I cannot help feeling disappointed in Adam and Eve.  That is, in their temperaments.  Not in them, poor helpless young creatures—­afflicted with temperaments made out of butter, which butter was commanded to get into contact with fire and be melted.  What I cannot help wishing is, that Adam and Eve had been postponed, and Martin Luther and Joan of Arc put in their place—­that splendid pair equipped with temperaments not made of butter, but of asbestos.  By neither sugary persuasions nor by hell-fire could Satan have beguiled them to eat the apple.
There would have been results!  Indeed yes.  The apple would be intact to-day; there would be no human race; there would be no you; there would be no me.  And the old, old creation-dawn scheme of ultimately launching me into the literary guild would have been defeated.

CCLXXXIX

THE DEATH OF JEAN

He decided to go home for the holidays, and how fortunate it seems now that he did so!  We sailed for America on the 18th of December, arriving the 21st.  Jean was at the wharf to meet us, blue and shivering with the cold, for it was wretchedly bleak there, and I had the feeling that she should not have come.

She went directly, I think, to Stormfield, he following a day or two later.  On the 23d I was lunching with Jean alone.  She was full of interest in her Christmas preparations.  She had a handsome tree set up in the loggia, and the packages were piled about it, with new ones constantly arriving.  With her farm management, her housekeeping, her secretary work, and her Christmas preparations, it seemed to me that she had her hands overfull.  Such a mental pressure could not be good for her.  I suggested that for a time at least I might assume a part of her burden.

I was to remain at my own home that night, and I think it was as I left Stormfield that I passed jean on the stair.  She said, cheerfully, that she felt a little tired and was going up to lie down, so that she would be fresh for the evening.  I did not go back, and I never saw her alive again.

I was at breakfast next morning when word was brought in that one of the men from Stormfield was outside and wished to see me immediately.  When I went out he said:  “Miss Jean is dead.  They have just found her in her bath-room.  Mr. Clemens sent me to bring you.”
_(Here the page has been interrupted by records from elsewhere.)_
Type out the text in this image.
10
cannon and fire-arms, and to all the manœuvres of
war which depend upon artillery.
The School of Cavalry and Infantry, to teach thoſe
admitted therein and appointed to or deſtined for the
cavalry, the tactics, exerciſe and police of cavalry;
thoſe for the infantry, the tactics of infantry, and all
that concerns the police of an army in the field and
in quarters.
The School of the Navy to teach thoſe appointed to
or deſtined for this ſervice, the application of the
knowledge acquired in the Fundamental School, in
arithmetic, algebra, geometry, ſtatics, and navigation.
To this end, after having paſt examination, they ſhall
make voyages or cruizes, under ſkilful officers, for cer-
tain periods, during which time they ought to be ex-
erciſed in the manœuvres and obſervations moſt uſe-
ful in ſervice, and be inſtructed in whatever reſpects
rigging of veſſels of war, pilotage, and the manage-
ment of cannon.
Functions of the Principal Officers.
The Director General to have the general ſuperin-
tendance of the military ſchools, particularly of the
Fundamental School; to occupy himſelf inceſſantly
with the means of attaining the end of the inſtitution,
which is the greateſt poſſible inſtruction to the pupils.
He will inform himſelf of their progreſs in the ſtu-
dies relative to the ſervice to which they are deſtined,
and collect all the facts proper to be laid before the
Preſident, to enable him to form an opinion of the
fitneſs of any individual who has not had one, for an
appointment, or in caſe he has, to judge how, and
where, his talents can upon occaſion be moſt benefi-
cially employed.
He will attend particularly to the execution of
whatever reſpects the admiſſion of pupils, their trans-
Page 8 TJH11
It was as incomprehensible as such things always are.  I could not realize at all that Jean, so full of plans and industries and action less than a day before, had passed into that voiceless mystery which we call death.

Harry Iles drove me rapidly up the hill.  As I entered Clemens’s room he looked at me helplessly and said: 

“Well, I suppose you have heard of this final disaster.”

He was not violent or broken down with grief.  He had come to that place where, whatever the shock or the ill-turn of fortune, he could accept it, and even in that first moment of loss he realized that, for Jean at least, the fortune was not ill.  Her malady had never been cured, and it had been one of his deepest dreads that he would leave her behind him.  It was believed, at first; that Jean had drowned, and Dr. Smith tried methods of resuscitation; but then he found that it was simply a case of heart cessation caused by the cold shock of her bath.